All protein and ligand preparation and docking studies were run in the Schrodinger Small Molecule Drug Discovery Suite (Schrodinger, LLC, New York, NY, software release 2022-2) using computational tools available through its Maestro interface. The apo-HYPE (Protein Data Bank (PDB)): 4U04) crystal structure was prepared as follows. A protein reliability report was generated prior to preparation as a point of reference to ensure the improvement of the prepared structure. During the pre-processing step, termini were capped, missing side chains were filled in, bond orders were assigned, the Chemical Component Dictionary database was used, hydrogens were replaced, zero-order bonds to metals were created, disulfide bonds were created, missing loops were filled in using Prime,34, 35 and heteroatom states were generated with pH 7.4 ± 1.0 using Epik. The preprocessed structure was then optimized by sampling water orientations using program that predicts the pKa values of ionizable groups in proteins (version 3.0) and protein-ligand complexes (version 3.1 and later) based on the three dimensional structure pH 7.4. Minimization of the optimized structure was then performed by converging heavy atoms to an Root Mean Square Deviation of 0.3 Å using the OPLS4 forcefield, followed by the removal of waters with less than two hydrogen bonds to non-waters. A protein reliability report was generated for the final prepared structure to ensure no structural problems existed in proximity to the binding pocket. The hit compound I2.10 was prepared using LigPrep where possible heteroatom states were generated for pH 7.4 ± 1.0 using Epik. The rest of the LigPrep parameters were left at default settings.

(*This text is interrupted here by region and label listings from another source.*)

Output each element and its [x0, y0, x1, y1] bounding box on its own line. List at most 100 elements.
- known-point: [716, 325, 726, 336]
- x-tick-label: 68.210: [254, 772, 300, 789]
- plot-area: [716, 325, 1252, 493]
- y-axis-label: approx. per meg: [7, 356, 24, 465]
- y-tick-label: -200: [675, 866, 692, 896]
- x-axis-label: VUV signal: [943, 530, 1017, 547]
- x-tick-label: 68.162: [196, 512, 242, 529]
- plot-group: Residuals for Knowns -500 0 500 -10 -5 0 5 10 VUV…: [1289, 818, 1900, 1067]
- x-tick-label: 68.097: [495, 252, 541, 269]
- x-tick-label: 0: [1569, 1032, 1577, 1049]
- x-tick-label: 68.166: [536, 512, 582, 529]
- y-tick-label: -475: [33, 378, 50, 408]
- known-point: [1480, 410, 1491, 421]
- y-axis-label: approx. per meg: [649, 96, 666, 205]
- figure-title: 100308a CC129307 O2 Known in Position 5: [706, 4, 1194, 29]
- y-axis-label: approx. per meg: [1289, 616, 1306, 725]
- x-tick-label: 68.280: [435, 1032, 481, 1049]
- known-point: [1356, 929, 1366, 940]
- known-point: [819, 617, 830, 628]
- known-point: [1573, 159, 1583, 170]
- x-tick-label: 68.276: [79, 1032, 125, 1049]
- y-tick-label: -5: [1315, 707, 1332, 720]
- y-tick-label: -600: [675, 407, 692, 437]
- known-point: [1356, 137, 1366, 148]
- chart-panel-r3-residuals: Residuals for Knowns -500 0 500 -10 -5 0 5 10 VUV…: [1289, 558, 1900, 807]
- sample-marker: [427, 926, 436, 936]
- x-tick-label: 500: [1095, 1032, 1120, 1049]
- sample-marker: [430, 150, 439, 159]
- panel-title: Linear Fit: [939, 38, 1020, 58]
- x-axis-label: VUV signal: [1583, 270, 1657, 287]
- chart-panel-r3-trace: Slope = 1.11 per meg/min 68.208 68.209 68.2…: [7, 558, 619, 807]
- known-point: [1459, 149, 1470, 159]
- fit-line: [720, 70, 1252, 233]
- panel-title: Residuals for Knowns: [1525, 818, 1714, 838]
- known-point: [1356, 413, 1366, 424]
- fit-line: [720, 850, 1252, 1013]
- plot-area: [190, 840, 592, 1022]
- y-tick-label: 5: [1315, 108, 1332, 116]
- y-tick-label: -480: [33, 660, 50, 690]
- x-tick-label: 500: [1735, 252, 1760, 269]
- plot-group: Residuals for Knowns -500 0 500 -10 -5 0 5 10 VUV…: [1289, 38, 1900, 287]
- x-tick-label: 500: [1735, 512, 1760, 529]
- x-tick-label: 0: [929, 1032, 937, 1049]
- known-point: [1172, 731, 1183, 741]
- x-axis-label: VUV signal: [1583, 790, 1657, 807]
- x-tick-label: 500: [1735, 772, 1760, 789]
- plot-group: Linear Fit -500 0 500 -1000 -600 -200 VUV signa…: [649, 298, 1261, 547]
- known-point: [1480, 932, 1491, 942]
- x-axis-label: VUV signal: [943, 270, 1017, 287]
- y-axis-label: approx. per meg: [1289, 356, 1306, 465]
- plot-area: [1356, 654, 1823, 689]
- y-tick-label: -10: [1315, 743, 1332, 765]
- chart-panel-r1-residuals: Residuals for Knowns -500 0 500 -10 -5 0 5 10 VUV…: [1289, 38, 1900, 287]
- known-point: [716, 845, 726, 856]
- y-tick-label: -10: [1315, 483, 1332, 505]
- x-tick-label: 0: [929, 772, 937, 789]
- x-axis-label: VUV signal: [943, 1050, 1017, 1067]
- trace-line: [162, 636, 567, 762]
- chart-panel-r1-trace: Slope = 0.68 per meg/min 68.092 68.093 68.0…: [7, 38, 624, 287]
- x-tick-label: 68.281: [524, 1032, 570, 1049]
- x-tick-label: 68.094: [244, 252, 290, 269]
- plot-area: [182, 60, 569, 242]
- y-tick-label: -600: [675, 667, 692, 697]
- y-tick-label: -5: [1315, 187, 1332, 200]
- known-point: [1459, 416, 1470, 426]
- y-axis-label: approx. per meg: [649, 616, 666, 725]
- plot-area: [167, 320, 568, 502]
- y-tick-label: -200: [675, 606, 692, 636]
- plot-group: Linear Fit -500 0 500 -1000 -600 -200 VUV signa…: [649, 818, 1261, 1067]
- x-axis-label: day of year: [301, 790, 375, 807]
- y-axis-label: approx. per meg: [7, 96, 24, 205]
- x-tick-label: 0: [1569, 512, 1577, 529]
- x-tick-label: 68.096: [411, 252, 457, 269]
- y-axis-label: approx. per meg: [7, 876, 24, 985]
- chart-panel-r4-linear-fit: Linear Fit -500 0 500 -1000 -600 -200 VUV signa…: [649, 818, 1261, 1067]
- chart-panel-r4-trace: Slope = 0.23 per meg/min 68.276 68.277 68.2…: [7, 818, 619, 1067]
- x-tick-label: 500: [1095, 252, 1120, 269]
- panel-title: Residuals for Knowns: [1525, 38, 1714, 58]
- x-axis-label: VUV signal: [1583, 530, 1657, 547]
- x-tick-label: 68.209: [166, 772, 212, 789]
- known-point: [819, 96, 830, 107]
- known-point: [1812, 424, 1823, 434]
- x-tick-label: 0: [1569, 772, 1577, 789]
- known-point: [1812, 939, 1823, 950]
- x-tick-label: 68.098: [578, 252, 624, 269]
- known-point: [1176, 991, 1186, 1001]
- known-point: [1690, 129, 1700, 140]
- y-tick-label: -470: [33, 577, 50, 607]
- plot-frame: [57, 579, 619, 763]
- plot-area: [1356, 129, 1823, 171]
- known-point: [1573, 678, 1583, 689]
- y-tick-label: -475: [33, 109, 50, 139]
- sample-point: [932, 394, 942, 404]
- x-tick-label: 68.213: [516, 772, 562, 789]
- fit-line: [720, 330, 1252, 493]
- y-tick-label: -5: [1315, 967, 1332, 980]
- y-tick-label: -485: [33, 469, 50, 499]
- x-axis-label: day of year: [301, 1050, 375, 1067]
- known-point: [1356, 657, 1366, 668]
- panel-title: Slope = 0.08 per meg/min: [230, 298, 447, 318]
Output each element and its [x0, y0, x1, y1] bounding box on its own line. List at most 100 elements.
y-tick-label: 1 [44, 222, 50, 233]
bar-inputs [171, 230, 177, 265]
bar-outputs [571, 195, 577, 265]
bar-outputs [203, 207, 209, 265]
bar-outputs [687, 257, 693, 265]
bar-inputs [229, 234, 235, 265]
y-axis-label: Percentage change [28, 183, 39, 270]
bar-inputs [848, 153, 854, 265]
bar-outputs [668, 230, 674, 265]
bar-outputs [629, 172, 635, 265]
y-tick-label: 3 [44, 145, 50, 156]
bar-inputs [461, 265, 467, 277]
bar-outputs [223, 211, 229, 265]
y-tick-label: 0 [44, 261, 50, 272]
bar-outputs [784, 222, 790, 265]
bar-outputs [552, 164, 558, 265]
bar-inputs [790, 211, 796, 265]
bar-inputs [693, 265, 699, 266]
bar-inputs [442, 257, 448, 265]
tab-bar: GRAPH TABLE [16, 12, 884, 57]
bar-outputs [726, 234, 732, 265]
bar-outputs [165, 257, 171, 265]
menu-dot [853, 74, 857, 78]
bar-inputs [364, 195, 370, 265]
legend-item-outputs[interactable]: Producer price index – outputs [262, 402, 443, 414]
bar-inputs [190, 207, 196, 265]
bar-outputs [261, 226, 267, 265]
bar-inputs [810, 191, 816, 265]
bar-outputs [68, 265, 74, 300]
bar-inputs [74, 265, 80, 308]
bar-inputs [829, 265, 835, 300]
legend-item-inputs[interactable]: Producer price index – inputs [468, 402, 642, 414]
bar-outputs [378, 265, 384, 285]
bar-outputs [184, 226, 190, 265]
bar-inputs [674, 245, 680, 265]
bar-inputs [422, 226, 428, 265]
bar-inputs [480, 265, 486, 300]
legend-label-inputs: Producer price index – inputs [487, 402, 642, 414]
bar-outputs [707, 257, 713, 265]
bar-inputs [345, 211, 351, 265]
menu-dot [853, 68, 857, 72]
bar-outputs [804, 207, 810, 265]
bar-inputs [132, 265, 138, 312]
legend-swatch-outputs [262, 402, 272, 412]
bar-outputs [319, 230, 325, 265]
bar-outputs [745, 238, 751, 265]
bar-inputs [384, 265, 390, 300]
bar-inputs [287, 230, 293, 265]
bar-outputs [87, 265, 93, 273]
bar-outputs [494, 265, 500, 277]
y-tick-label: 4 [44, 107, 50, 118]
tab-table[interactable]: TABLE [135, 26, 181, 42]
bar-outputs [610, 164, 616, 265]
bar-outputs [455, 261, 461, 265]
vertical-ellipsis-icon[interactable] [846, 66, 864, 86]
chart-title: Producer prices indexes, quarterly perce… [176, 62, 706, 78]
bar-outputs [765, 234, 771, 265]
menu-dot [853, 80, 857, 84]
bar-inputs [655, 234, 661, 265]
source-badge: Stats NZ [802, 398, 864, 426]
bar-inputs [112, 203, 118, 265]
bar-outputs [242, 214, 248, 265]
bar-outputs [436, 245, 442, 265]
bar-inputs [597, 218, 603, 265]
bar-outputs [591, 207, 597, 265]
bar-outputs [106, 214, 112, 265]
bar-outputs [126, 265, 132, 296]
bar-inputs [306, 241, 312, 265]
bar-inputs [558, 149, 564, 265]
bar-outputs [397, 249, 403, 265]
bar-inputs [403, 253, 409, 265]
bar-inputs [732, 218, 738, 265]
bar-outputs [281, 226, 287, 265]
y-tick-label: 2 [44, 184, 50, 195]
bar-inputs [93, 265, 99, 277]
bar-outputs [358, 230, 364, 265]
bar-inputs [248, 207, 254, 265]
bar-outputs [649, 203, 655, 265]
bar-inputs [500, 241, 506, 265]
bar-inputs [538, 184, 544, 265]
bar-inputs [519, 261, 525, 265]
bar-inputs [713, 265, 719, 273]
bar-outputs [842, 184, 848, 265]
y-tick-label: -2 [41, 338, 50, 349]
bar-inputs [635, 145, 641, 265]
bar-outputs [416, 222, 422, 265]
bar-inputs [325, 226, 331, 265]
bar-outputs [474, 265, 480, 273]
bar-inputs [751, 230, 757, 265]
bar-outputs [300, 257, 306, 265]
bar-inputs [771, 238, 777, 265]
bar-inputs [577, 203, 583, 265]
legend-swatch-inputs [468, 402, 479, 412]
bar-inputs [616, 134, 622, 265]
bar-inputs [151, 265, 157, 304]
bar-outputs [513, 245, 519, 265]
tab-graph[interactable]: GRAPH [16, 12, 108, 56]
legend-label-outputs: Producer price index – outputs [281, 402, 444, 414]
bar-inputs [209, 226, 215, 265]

A receptor grid was generated by defining the enclosing box at the centroid of the selected residues H363, N369, Y400, and N407. The prepared I2.10 structure was then docked into the prepared apo-HYPE structure using the receptor grid with Glide, using Extra Precision (XP) docking and no constraints, with the remaining docking settings at default.

Funding and support

This publication was made possible with support from the National Institute of General Medical Sciences of the National Institutes of Health (R01GM10092), an Indiana Clinical and Translational Research Grant (CTSI-106564), and a Purdue Institute for Inflammation, Immunology, and Infectious Disease Core Start Grant (PI4D-209263) to S.M.; an Overseas Visiting Doctoral Fellowship from the Science and Engineering Research Board of India (Purdue-India SERB OVDF Program) to H.C.; and support from Grant #UL1TR002529 (A. Shekhar, PI), May 18, 2018 to April 30, 2023, and Grant #TL1TR002531 (T. Hurley, PI), May 18, 2018 to April 30, 2023, from the National Institutes of Health, National Center for Advancing Translational Sciences, Clinical and Translational Sciences Award to A.C.

Declaration of generative AI in scientific writing

No generative AI was used in the drafting or completion of this manuscript.

Declarations of interest

The authors declare no conflict of interest. The funders had no role in the design of the study; in the collection, analyses, or interpretation of data; in the writing of the manuscript, or in the decision to publish the results.

Data availability statement

No data was used for the research described in the article.